Eine mobile App, die Frauen über häusliche Gewalt aufklärt, Betroffene vernetzt, Beratungsstellen auflistet und sich mit dem Notruf verbindet: Diese Geschäftsidee haben vier 17-Jährige im Politikunterricht der 11. Klasse an der Oberstufe des Carl von Ossietzky Schulzentrums entwickelt. Beim Wettbewerb JUGEND GRÜNDET gelangte das Bremerhavener Team „Justice4Her“ bis ins bundesweite Halbfinale, das am 27. März von McKinsey in Berlin ausgerichtet wurde. Die MOIN-Redaktion hat mit Rahaf Ahsoun, Lara Yunuz, Stella Matockinund Lilly Meyer sowie ihrem Politiklehrer, dem Referendar Maximilian von Holten, gesprochen.
Gewalt an Frauen: Wie eine App helfen kann
Frauen, die körperlicher, psychischer oder sexueller Gewalt ausgesetzt sind, wissen oft nicht, wie und wo sie Hilfe bekommen. Eine Applikation könnte dieses Problem lösen, finden Lilly, Rahaf, Stella und Lara. Die vier Oberstufenschülerinnen haben in Zusammenarbeit mit der Initiative „Bremen sagt Nein!“ einen Businessplan erstellt, der ein entsprechendes Konzept vorlegt: eine mobile App, die Fotos macht, Daten speichert und Fakten protokolliert.

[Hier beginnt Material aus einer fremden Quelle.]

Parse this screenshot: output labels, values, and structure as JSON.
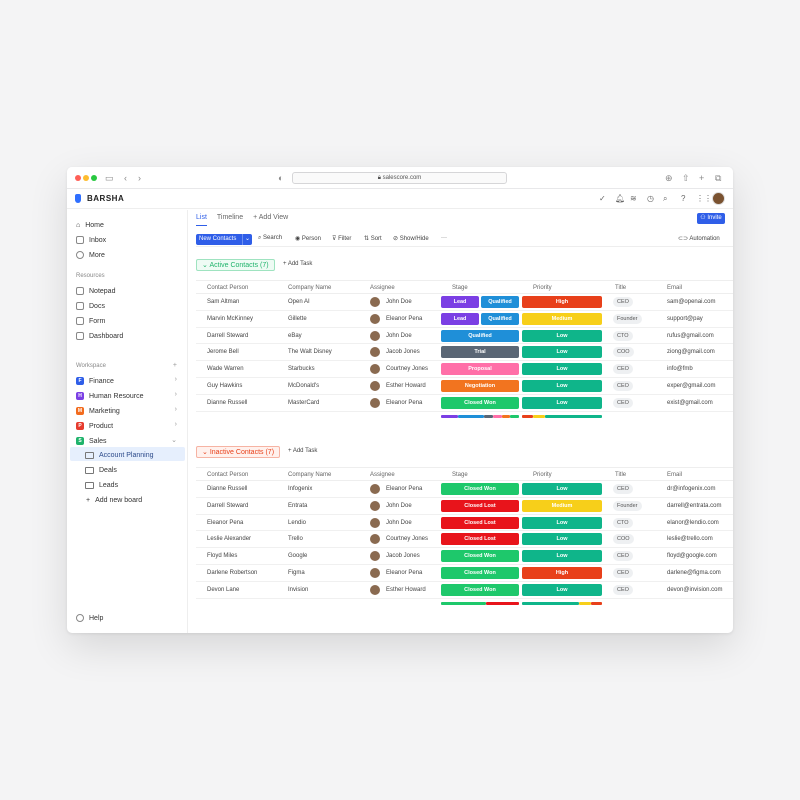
{
  "browser": {
    "url": "salescore.com"
  },
  "app": {
    "brand": "BARSHA"
  },
  "sidebar": {
    "nav": [
      {
        "label": "Home"
      },
      {
        "label": "Inbox"
      },
      {
        "label": "More"
      }
    ],
    "resources_heading": "Resources",
    "resources": [
      {
        "label": "Notepad"
      },
      {
        "label": "Docs"
      },
      {
        "label": "Form"
      },
      {
        "label": "Dashboard"
      }
    ],
    "workspace_heading": "Workspace",
    "workspaces": [
      {
        "letter": "F",
        "label": "Finance",
        "color": "#2f5ee8"
      },
      {
        "letter": "H",
        "label": "Human Resource",
        "color": "#7b3fe4"
      },
      {
        "letter": "M",
        "label": "Marketing",
        "color": "#f26b1d"
      },
      {
        "letter": "P",
        "label": "Product",
        "color": "#e63b2e"
      },
      {
        "letter": "S",
        "label": "Sales",
        "color": "#1fb36b"
      }
    ],
    "boards": [
      {
        "label": "Account Planning"
      },
      {
        "label": "Deals"
      },
      {
        "label": "Leads"
      }
    ],
    "add_board": "Add new board",
    "help": "Help"
  },
  "tabs": [
    {
      "label": "List"
    },
    {
      "label": "Timeline"
    },
    {
      "label": "+ Add View"
    }
  ],
  "invite": "Invite",
  "toolbar": {
    "new": "New Contacts",
    "search": "Search",
    "person": "Person",
    "filter": "Filter",
    "sort": "Sort",
    "show_hide": "Show/Hide",
    "more": "···",
    "automation": "Automation"
  },
  "columns": [
    "Contact Person",
    "Company Name",
    "Assignee",
    "Stage",
    "Priority",
    "Title",
    "Email"
  ],
  "colors": {
    "lead": "#7b3fe4",
    "qualified": "#1f8fd8",
    "trial": "#5a6675",
    "proposal": "#ff6fa8",
    "negotiation": "#f2741f",
    "won": "#1ec86b",
    "lost": "#e8141b",
    "high": "#e8401a",
    "medium": "#f7cf1a",
    "low": "#0fb58a"
  },
  "active": {
    "label": "Active Contacts (7)",
    "add_task": "+ Add Task",
    "rows": [
      {
        "contact": "Sam Altman",
        "company": "Open AI",
        "assignee": "John Doe",
        "stage": [
          "Lead",
          "Qualified"
        ],
        "priority": "High",
        "title": "CEO",
        "email": "sam@openai.com"
      },
      {
        "contact": "Marvin McKinney",
        "company": "Gillette",
        "assignee": "Eleanor Pena",
        "stage": [
          "Lead",
          "Qualified"
        ],
        "priority": "Medium",
        "title": "Founder",
        "email": "support@pay"
      },
      {
        "contact": "Darrell Steward",
        "company": "eBay",
        "assignee": "John Doe",
        "stage": [
          "Qualified"
        ],
        "priority": "Low",
        "title": "CTO",
        "email": "rufus@gmail.com"
      },
      {
        "contact": "Jerome Bell",
        "company": "The Walt Disney",
        "assignee": "Jacob Jones",
        "stage": [
          "Trial"
        ],
        "priority": "Low",
        "title": "COO",
        "email": "ziong@gmail.com"
      },
      {
        "contact": "Wade Warren",
        "company": "Starbucks",
        "assignee": "Courtney Jones",
        "stage": [
          "Proposal"
        ],
        "priority": "Low",
        "title": "CEO",
        "email": "info@fmb"
      },
      {
        "contact": "Guy Hawkins",
        "company": "McDonald's",
        "assignee": "Esther Howard",
        "stage": [
          "Negotiation"
        ],
        "priority": "Low",
        "title": "CEO",
        "email": "exper@gmail.com"
      },
      {
        "contact": "Dianne Russell",
        "company": "MasterCard",
        "assignee": "Eleanor Pena",
        "stage": [
          "Closed Won"
        ],
        "priority": "Low",
        "title": "CEO",
        "email": "exist@gmail.com"
      }
    ]
  },
  "inactive": {
    "label": "Inactive Contacts (7)",
    "add_task": "+ Add Task",
    "rows": [
      {
        "contact": "Dianne Russell",
        "company": "Infogenix",
        "assignee": "Eleanor Pena",
        "stage": [
          "Closed Won"
        ],
        "priority": "Low",
        "title": "CEO",
        "email": "dr@infogenix.com"
      },
      {
        "contact": "Darrell Steward",
        "company": "Entrata",
        "assignee": "John Doe",
        "stage": [
          "Closed Lost"
        ],
        "priority": "Medium",
        "title": "Founder",
        "email": "darrell@entrata.com"
      },
      {
        "contact": "Eleanor Pena",
        "company": "Lendio",
        "assignee": "John Doe",
        "stage": [
          "Closed Lost"
        ],
        "priority": "Low",
        "title": "CTO",
        "email": "elanor@lendio.com"
      },
      {
        "contact": "Leslie Alexander",
        "company": "Trello",
        "assignee": "Courtney Jones",
        "stage": [
          "Closed Lost"
        ],
        "priority": "Low",
        "title": "COO",
        "email": "leslie@trello.com"
      },
      {
        "contact": "Floyd Miles",
        "company": "Google",
        "assignee": "Jacob Jones",
        "stage": [
          "Closed Won"
        ],
        "priority": "Low",
        "title": "CEO",
        "email": "floyd@google.com"
      },
      {
        "contact": "Darlene Robertson",
        "company": "Figma",
        "assignee": "Eleanor Pena",
        "stage": [
          "Closed Won"
        ],
        "priority": "High",
        "title": "CEO",
        "email": "darlene@figma.com"
      },
      {
        "contact": "Devon Lane",
        "company": "Invision",
        "assignee": "Esther Howard",
        "stage": [
          "Closed Won"
        ],
        "priority": "Low",
        "title": "CEO",
        "email": "devon@invision.com"
      }
    ]
  }
}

Per Notfallknopf soll rund um die Uhr Kontakt zur Notrufzentrale möglich sein. Fachgerechte Inhalte informieren unter anderem darüber, wo Gewalt anfängt. Und jede Form von Inhalt muss in mehreren Sprachen verfügbar sein, denn „jede Frau hat dasselbe Recht auf Hilfe“, betont Lara im Gespräch.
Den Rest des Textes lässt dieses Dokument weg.